Zonguldak Valisi  567 Covıd-19 vakasının 137’sinin sağlık çalışanı olduğunu ve bu kişilerin kendilerini korumayarak salgınla mücadeleye zarar verdiklerini açıkladı!

Bu açıklamadan, ülkeyi yönetenlerin, Sağlık Bakanlığı’nın,  illerdeki Vali ve Sağlık Müdürlerinin her konuda olduğu gibi Covıd-19 salgınında da hiçbir sorumluluğu olmadığını kabullenmemizi beklediklerini anlıyoruz.  

İşler iyi giderse “başarıyı” sahiplenen  ve attıkları her adımın doğru olduğuna inanan yöneticilerin,  herhangi bir aksama ya da olumsuz sonuç ortaya çıktığında kendileri dışında suç ve suçlu arama alışkanlıkları bıkkınlık vermeye başladı. 

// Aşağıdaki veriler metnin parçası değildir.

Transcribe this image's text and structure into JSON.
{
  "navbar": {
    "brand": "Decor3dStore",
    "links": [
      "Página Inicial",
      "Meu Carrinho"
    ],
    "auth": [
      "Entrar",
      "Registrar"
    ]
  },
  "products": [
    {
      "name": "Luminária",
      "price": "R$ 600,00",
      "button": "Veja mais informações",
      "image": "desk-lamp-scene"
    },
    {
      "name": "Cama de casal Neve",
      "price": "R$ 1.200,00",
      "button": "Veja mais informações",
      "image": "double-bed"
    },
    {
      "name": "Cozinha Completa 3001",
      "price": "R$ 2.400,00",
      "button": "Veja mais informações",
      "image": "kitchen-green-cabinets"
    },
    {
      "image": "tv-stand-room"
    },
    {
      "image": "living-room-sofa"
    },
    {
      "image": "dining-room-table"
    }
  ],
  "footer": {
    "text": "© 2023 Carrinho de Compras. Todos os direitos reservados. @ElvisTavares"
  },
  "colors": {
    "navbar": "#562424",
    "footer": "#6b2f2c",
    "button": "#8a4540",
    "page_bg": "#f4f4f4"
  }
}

Zonguldak’ta ZAMANINDA;  hasta verilerini açıklamayan, nitelikli ekipmanı ve uzman hekim desteğini  sağlamayan, koordinasyonu iyi yapamayan, sağlıkçılara gerektiğinde yaygın test uygulamayanların hiçbir kabahati yok! Hastalanıp Covıd-19 tedavisi gören sağlık çalışanları suçlu, öyle mi?

Benzerine sıkça rastladığımız Zonguldak Valisi’nin bu açıklaması içeriğindeki aşağılayıcı “yurt verdik-yemek verdik”  söylemleri  bir yana, Covıd-19 salgınının ülkemizde nasıl yorumlanacağının da bir göstergesi niteliğinde. 

Anlaşılıyor ki,  ülkemizde hasta ve vefat sayısı artarsa bu kendini koruyamayan, sokağa çıkan yurttaşların suçu, sağlık hizmetinde aksama olur ve yüksek sayıda sağlık çalışanı hastalanırsa hekim ve sağlık çalışanlarının beceriksizliği olarak açıklanacak. Bu konuda da gerekirse hekimler ve sağlık çalışanları “günah keçileri” olarak gösterilebilecek.

Dünya çapında yaygın ölümlere neden olan ve nasıl bir seyir izleyeceği de tam olarak belirlenememiş olan Covıd-19 salgını sürecine dair ülkemizde sık sık kendini hissettiren bu anlayışı reddettiğimizi açık olarak ifade etmek istiyoruz.

Sağlık çalışanları en önde salgınla mücadele ederken onları koruma sorumluluğu olanlar bunu bir yük olarak göremez. 

Zonguldak Valisini salgın mücadelesinde kabahatli aramayı bırakıp sağlık çalışanlarından özür dilemeye, Sağlık Bakanı ve Cumhurbaşkanını üzerlerine düşeni yapmaya davet ediyoruz.